Kürsüyle Isınılan Zamanlar
Yıllar öncesi…
Darende…
Ve sonbahar gelirdi en zarif haliyle. Yeşile hissettirmeden, sarıya boyayarak. Teneke sobalar kurulurdu. Şimdiki sobalar gibi ısısı kalıcı olmasa da...
Minik bebeler, çocuklar ve yaşlılar vardı evlerde. Ne genişti aileler, evler…
Hava ısısını yitirdikçe insanlar farklı çözüm yolları bulmuşlardı.
Bunlardan biri idi kürsü.
Dört ayaklı tahtadan yapılan kürsünün alt kısmında bir raf bulunurdu. Çocuklu olanlar oraya höllük koyardı. Hamuru mayalanması için de koyardı Lakin daha çok yiyecek, çekirdek, kavurga gibi şeyler koyulurdu. Bir nevi fırın görevi görürdü orası. Misafirlere çayla ikram edilirdi.
Dört ayaklı altı üstü tahta olan bu araç nelere kadirdi; bir bilseydiniz, yaşasaydınız keşke. Ne de sağlam ne de heybetliydi; kocamandı, hatırlıyorum.
Üzerine örtülen renkli dallı güllü yorgan insanların içini açardı. Şimdiki polar battaniyeleri dizimize aldığımızdaki huzurun kaç katını verirdi, ölçümü yok sanırım...
Önce teneke sobalardan çıkan közlü ateş mangala alınırdı. İki kulplu mangal kürsünün altına yerleştirilirdi. Üzerine de yorgan örtülürdü. Tüm kusurları örtercesine serilirdi yorgan kürsüye.
Baş tarafa büyükler olmak üzere, sıralanırdı aile eşrafı. Çocuklar aralara girmekten zevk duyarlardı. Çok uyumuşumdur başköşede, dedem ile babaannemin arasında. Geniş sofada akşamları kürsülü vakitler... Ne muhteşemdi…
Kürsünün rafına konulan eğlencelikler, sıcacık çıkarılıp çayla yenirdi.
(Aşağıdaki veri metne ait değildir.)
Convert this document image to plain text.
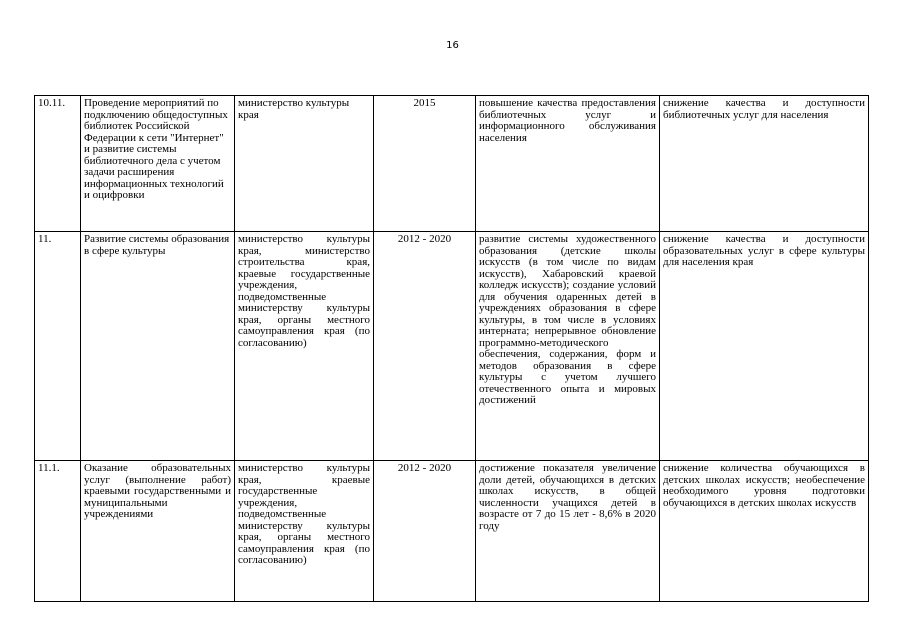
16
10.11.	Проведение мероприятий по подключению общедоступных библиотек Российской Федерации к сети "Интернет" и развитие системы библиотечного дела с учетом задачи расширения информационных технологий и оцифровки	министерство культуры края	2015	повышение качества предоставления библиотечных услуг и информационного обслуживания населения	снижение качества и доступности библиотечных услуг для населения
11.	Развитие системы образования в сфере культуры	министерство культуры края, министерство строительства края, краевые государственные учреждения, подведомственные министерству культуры края, органы местного самоуправления края (по согласованию)	2012 - 2020	развитие системы художественного образования (детские школы искусств (в том числе по видам искусств), Хабаровский краевой колледж искусств); создание условий для обучения одаренных детей в учреждениях образования в сфере культуры, в том числе в условиях интерната; непрерывное обновление программно-методического обеспечения, содержания, форм и методов образования в сфере культуры с учетом лучшего отечественного опыта и мировых достижений	снижение качества и доступности образовательных услуг в сфере культуры для населения края
11.1.	Оказание образовательных услуг (выполнение работ) краевыми государственными и муниципальными учреждениями	министерство культуры края, краевые государственные учреждения, подведомственные министерству культуры края, органы местного самоуправления края (по согласованию)	2012 - 2020	достижение показателя увеличение доли детей, обучающихся в детских школах искусств, в общей численности учащихся детей в возрасте от 7 до 15 лет - 8,6% в 2020 году	снижение количества обучающихся в детских школах искусств; необеспечение необходимого уровня подготовки обучающихся в детских школах искусств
Ajans radyodan dinlenip mütalaa edilirdi. Akabinde evin büyükleri bir şeyler anlatır, sorardı. Bu; masal, hikâye, bilmece, ülke, başkent isimleri olabilirdi. Ilgıt ılgıt yayılan sıcaklığın yüzleri pembeleştirdiği kürsü ortamı serbest kürsüye dönerdi. Bilinen bilgileri eğlenceye dönüştürerek paylaşmak, kültür akışının da en güzel imkânıydı.
Unutmam mümkün değildi 5 Yumurta, Kem ile İyilik masalını. Defalarca dinlense bile usanılmayan hikâyeler, bilmeceler, rivayetler vs.
O günleri yâd edip film şeridi gibi geçirerek gözlerimden döküldüler satırlara. Nostalji yüklü tozları savurarak.
“Kürsü” dedim. Neler hissettim… Ne anıları tazeledim…
Fakat benim çocukluğumdan daha eski yıllarda, kürsünün kuruluşu biraz daha farklı ve ocağa benzer imiş. Toprak olan taban; çukur şeklinde tandır haline getirilirmiş. İçine köz yerleştirilirmiş. Soba yokken de ocak ateşinden kül getirilip konulurmuş.
Üstü küllendikçe deşilir, kor yenilenirmiş.
Ve Eşatma Teyze’yi anmadan geçer miyim? Rahmet dileyerek... Envaı çeşit masal bilirmiş. Dinleyenlere keyif verirmiş hikâyeleri.
Yeni bir dizi heyecanıyla dinlermiş babamlar onu. Ve “Her akşam gelse.” derlermiş.
Kürsünün sıcaklığını bedenimde ve ruhumda hissettim ben. Ve kürsünün muhabbete araç olduğunu gördüm. Çocukların sessiz sedasız oturup sıcağın da etkisiyle erkenden uykuya daldıklarını gördüm.
Ve sofa denen geniş salonlardı bizi birbirimize bağlayan.
Kalabalığın rahmet olduğu, bereket olduğu yuvalardı onlar
Kürsünün etrafında idi bir zamanlar geniş aileler.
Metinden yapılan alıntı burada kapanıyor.